Paying For Talent: Buzz Feed Leads The Way
Buzz Feed might be best known for it’s no-shame approach to littering their site with click bait, but their “Books” vertical is getting a lot of positive attention from the literary world right now. Seed Jones has just been hired as their Literary Editor and he is making his presence known by spearheading Buzz Feed’s first fellowship for emerging writers. The fellowship is seeking previously unpublished writers to participate in a four month program that includes career mentorship, research, reporting, pitching ideas, and panel discussions. The biggest surprise about this fellowship is that it is offering writers $12,000 over the course of the program. There are a limited number of fellowships available to unpublished writers, and many new writers revert to writing for various online magazines for no pay. Buzz Feed is paving the way for appreciating artists no matter what stage they are in their career.
There are many start-up websites and magazines that do not offer writers payment for their contributions mainly because they cannot do so from a financial standpoint, but then there are also much more prominent publications that still offer no pay.
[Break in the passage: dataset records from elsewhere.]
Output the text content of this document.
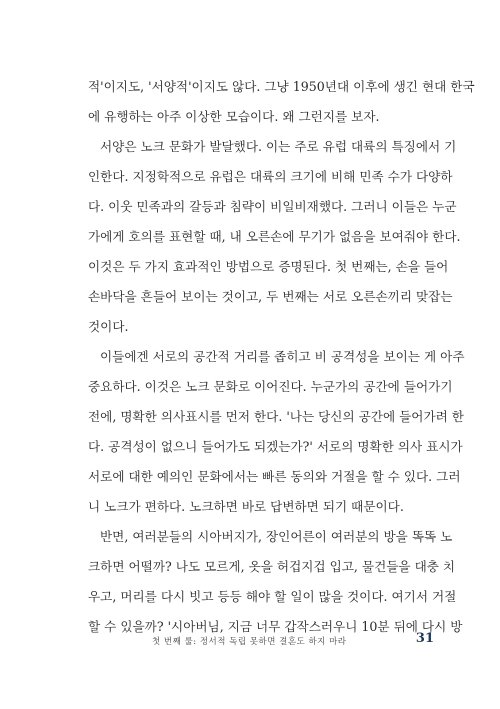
적'이지도, '서양적'이지도 않다. 그냥 1950년대 이후에 생긴 현대 한국
에 유행하는 아주 이상한 모습이다. 왜 그런지를 보자.
서양은 노크 문화가 발달했다. 이는 주로 유럽 대륙의 특징에서 기
인한다. 지정학적으로 유럽은 대륙의 크기에 비해 민족 수가 다양하
다. 이웃 민족과의 갈등과 침략이 비일비재했다. 그러니 이들은 누군
가에게 호의를 표현할 때, 내 오른손에 무기가 없음을 보여줘야 한다.
이것은 두 가지 효과적인 방법으로 증명된다. 첫 번째는, 손을 들어
손바닥을 흔들어 보이는 것이고, 두 번째는 서로 오른손끼리 맞잡는
것이다.
이들에겐 서로의 공간적 거리를 좁히고 비 공격성을 보이는 게 아주
중요하다. 이것은 노크 문화로 이어진다. 누군가의 공간에 들어가기
전에, 명확한 의사표시를 먼저 한다. '나는 당신의 공간에 들어가려 한
다. 공격성이 없으니 들어가도 되겠는가?' 서로의 명확한 의사 표시가
서로에 대한 예의인 문화에서는 빠른 동의와 거절을 할 수 있다. 그러
니 노크가 편하다. 노크하면 바로 답변하면 되기 때문이다.
반면, 여러분들의 시아버지가, 장인어른이 여러분의 방을 똑똑 노
크하면 어떨까? 나도 모르게, 옷을 허겁지겁 입고, 물건들을 대충 치
우고, 머리를 다시 빗고 등등 해야 할 일이 많을 것이다. 여기서 거절
할 수 있을까? '시아버님, 지금 너무 갑작스러우니 10분 뒤에 다시 방
첫 번째 룰: 정서적 독립 못하면 결혼도 하지 마라	31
Back in September, it was reported by several news outlets like Gawker and Time that the actress/director/author Lena Dunham was not offering payment to those who auditioned to be a part of her book tour. From an interview with Dunham and The New York Times:
The seven who made the final cut won’t be making cameos in “Girls,” Ms. Dunham’s HBO show about Brooklyn 20-somethings. Instead, they’ll be the warm-up acts — performing free of charge — on an elaborately produced, 11-city tour to promote Ms. Dunham’s new book, “Not That Kind of Girl.”
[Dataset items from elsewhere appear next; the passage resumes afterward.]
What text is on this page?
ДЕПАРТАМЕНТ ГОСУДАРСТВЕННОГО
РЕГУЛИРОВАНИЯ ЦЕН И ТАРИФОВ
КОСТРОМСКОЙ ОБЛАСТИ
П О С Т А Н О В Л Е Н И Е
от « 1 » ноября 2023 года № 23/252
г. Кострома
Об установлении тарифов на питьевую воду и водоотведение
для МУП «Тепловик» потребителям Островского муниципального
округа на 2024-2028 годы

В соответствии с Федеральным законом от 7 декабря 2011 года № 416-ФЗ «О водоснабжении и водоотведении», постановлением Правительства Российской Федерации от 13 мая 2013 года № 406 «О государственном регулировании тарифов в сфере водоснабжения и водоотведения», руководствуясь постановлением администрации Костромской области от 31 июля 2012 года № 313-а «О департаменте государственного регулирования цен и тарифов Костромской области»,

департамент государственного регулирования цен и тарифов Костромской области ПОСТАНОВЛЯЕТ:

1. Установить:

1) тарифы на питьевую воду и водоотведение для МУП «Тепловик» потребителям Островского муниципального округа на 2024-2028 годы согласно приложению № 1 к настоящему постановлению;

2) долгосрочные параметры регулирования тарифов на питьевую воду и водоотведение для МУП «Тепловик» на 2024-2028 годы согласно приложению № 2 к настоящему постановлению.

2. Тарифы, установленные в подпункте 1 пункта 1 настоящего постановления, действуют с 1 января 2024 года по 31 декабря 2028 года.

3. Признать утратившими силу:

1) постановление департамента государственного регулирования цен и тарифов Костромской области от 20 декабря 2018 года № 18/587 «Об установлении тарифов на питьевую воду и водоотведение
Historically, the value we place on artists has evolved in many ways. Artists have had to suffer under whatever the current mood is of society towards artists in their era. Actors struggled to receive the appreciation they deserved in the 16th and 17th centuries in Elizabethan England and the landscape for artists has changed several times throughout history. The biggest misconception among people now, is that people feel entitled to art and we weigh the talent that a skilled writer has far differently than the type of talent a successful stockbroker must possess. Can you guess which kind of talent makes you more money? Furthermore, it is increasingly difficult to not take advantage of certain services and technologies that give us cheaper access to art that is actually hurting the very artists we hold in high regard. Do you ever browse the bookstore for new titles and recommendations and then buy the books on amazon? Do you ever go to a concert of an up-and-coming band at a whole-in-the-wall bar and instead of buying the CDs they’re selling, look them up on Spotify? The conundrum people face is that we need and crave art, music, and books, but we’ve gotten used to not having to pay for it. However, as opportunities like the fellowship Buzz Feed is offering become more frequent, hopefully society will begin to regard artists’ contributions in way that is in line with the public’s demand for quality art and literature.